Seeking Chiropractic's Fit Among the Medical Home
By Emily Mullin
October 23, 2012
The healthcare accreditation organization URAC announced in October that it will partner with the Foundation for Chiropractic Progress for a pilot project that will look at how chiropractic care models can best achieve the principles of the patient centered health care home, or medical home.
While chiropractors are not currently recognized as primary care providers in the medical home model, they are eligible to participate and could have a valuable role to play as a part of the patient’s multidisciplinary medical team.
“This will establish a dialogue in hopes of securing a mechanism for acquiring accreditation for chiropractors under the URAC Patient Centered Health Care Home model,” said Dr. Gerard Clum, a founding faculty member at Life Chiropractic College and the first and former president of Life Chiropractic College West. Clum is also a member of the Foundation for Chiropractic Progress.
The Foundation for Chiropractic Progress is a nonprofit organization dedicated to raising awareness about the value of chiropractic care.
URAC defines a health care home as a quality-driven, interdisciplinary clinician-led team approach to delivering and coordinating care that puts patients, family members, and personal caregivers at the center of all decisions concerning the patient’s health and wellness. A PCHCH provides comprehensive and individualized access to physical health, behavioral health, and supportive community and social services, ensuring patients receive the right care in the right setting at the right time.
Evaluating Pilot Programs
Select URAC PCHCH program standards consistent with state-specific chiropractic scope of practice will be evaluated to determine how chiropractic care models can best achieve the principles of patient-centered care.

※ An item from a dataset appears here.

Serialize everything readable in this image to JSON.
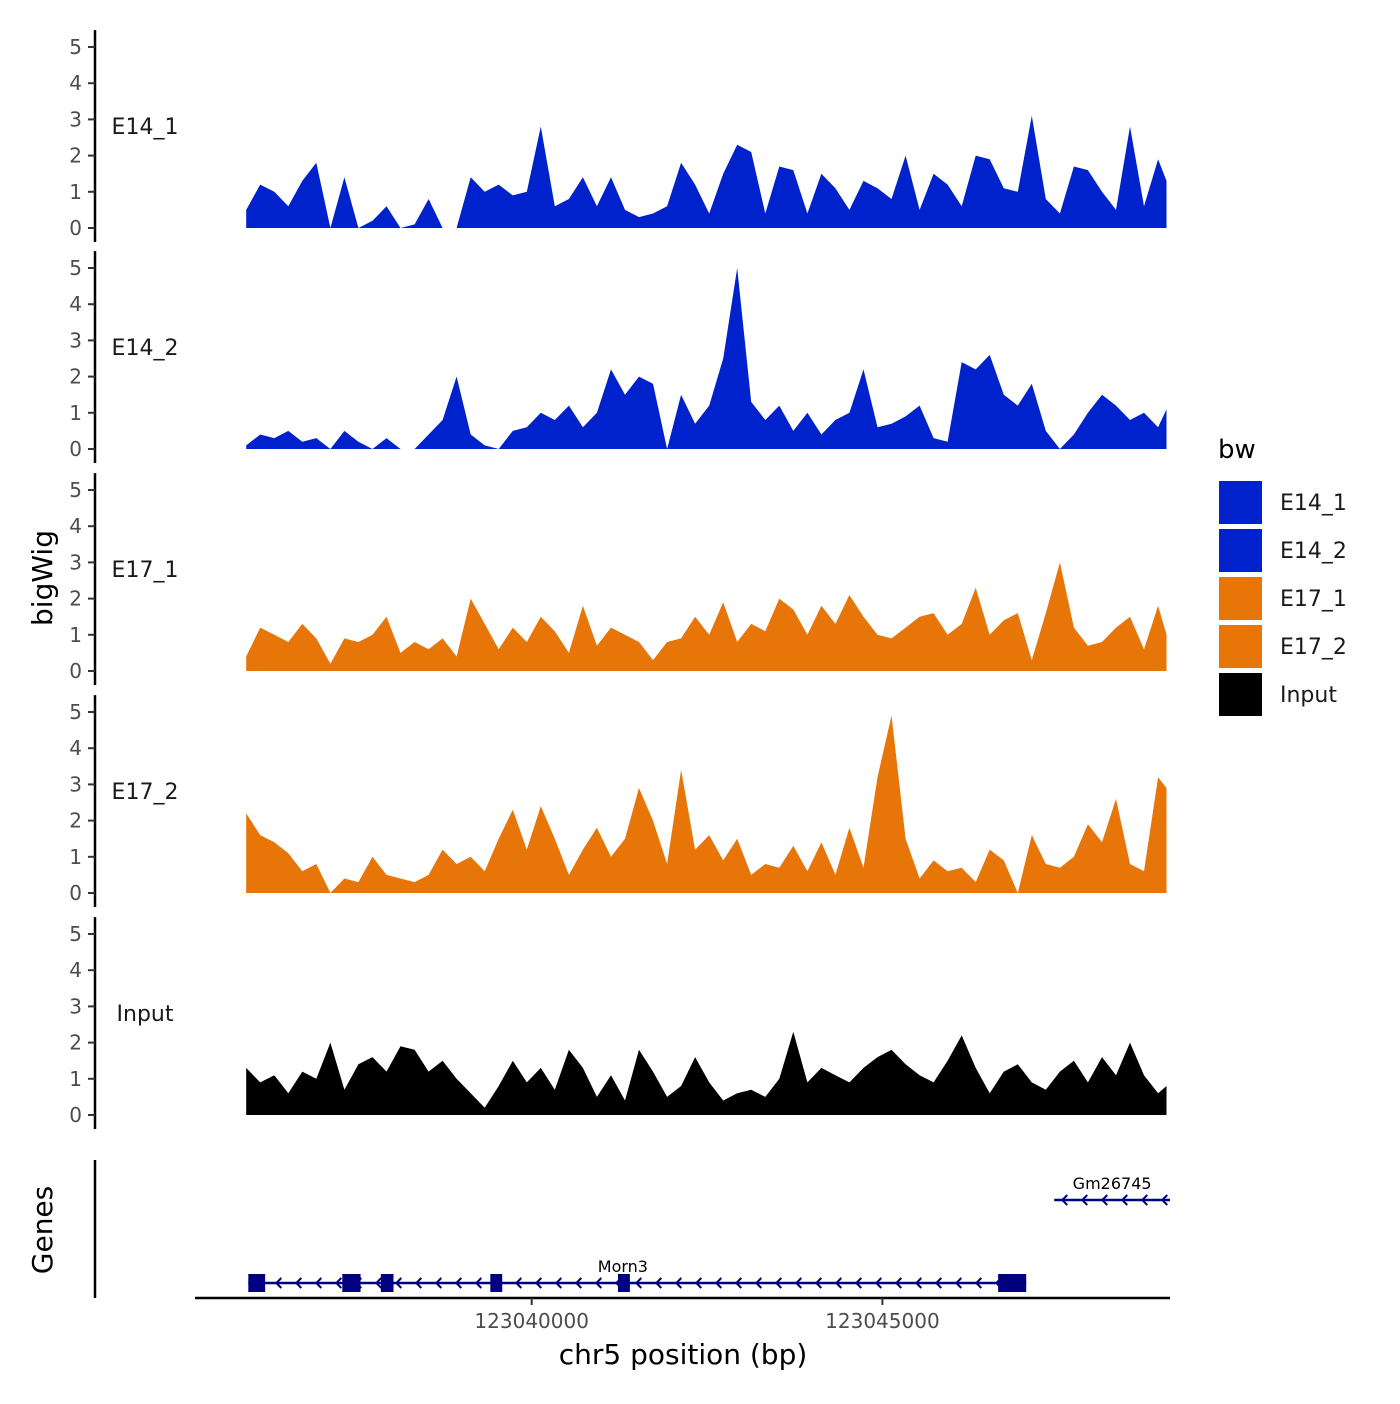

Clum said the purpose of the pilot project will be in part to document where there are differences between the typical medical home model and those with a chiropractor within the medical home. Additionally, Clum said the project will help identify whether URAC’s existing PCHCH accreditation guidelines provide a good framework for chiropractic physicians within a health care home.
Clum believes that chiropractic physicians should be included within the emerging medical home and PCHCH models. Having chiropractic physicians on the staff of a medical home has the potential to improve care and drive down costs, especially in areas like prescription drug utilization.
Chiropractic health focuses on disorders of the musculoskeletal system and the nervous system, and the effects of these disorders on general health. It is used most often to address neuro-musculoskeletal complaints, such as back pain, neck pain, and pain in the joints of the arms or legs, and headaches.
“The question here is, would the chiropractor be entering the system on a specialty basis or more of on a primary care basis?” Clum said.
With many patients visiting their primary health provider about musculoskeletal complaints, especially back pain, Clum said that having chiropractors in a medical home setting could help provide therapy as well as patient support for encouraging healthy and clinically appropriate behavior. According to 2009 data from the U.S. Centers for Disease Control and Prevention, knee, back and headache or head pain symptoms are all top principal reasons why patients visit their primary care physician.
“Chiropractors have broad diagnostic skills and are also trained to recommend therapeutic and rehabilitative exercises, as well as to provide nutritional, dietary and lifestyle counseling,” URAC president and CEO Alan P. Spielman said in a statement. “The ultimate goal of URAC’s PCHCH program is to coordinate all aspects of a patient’s care, so it is important to evaluate how chiropractic health care can best support that goal.”
Patients could benefit from having a chiropractor in a medical home because chiropractic physicians emphasize prevention and a non-surgical, non-drug approach to treatment whenever possible, Clum said.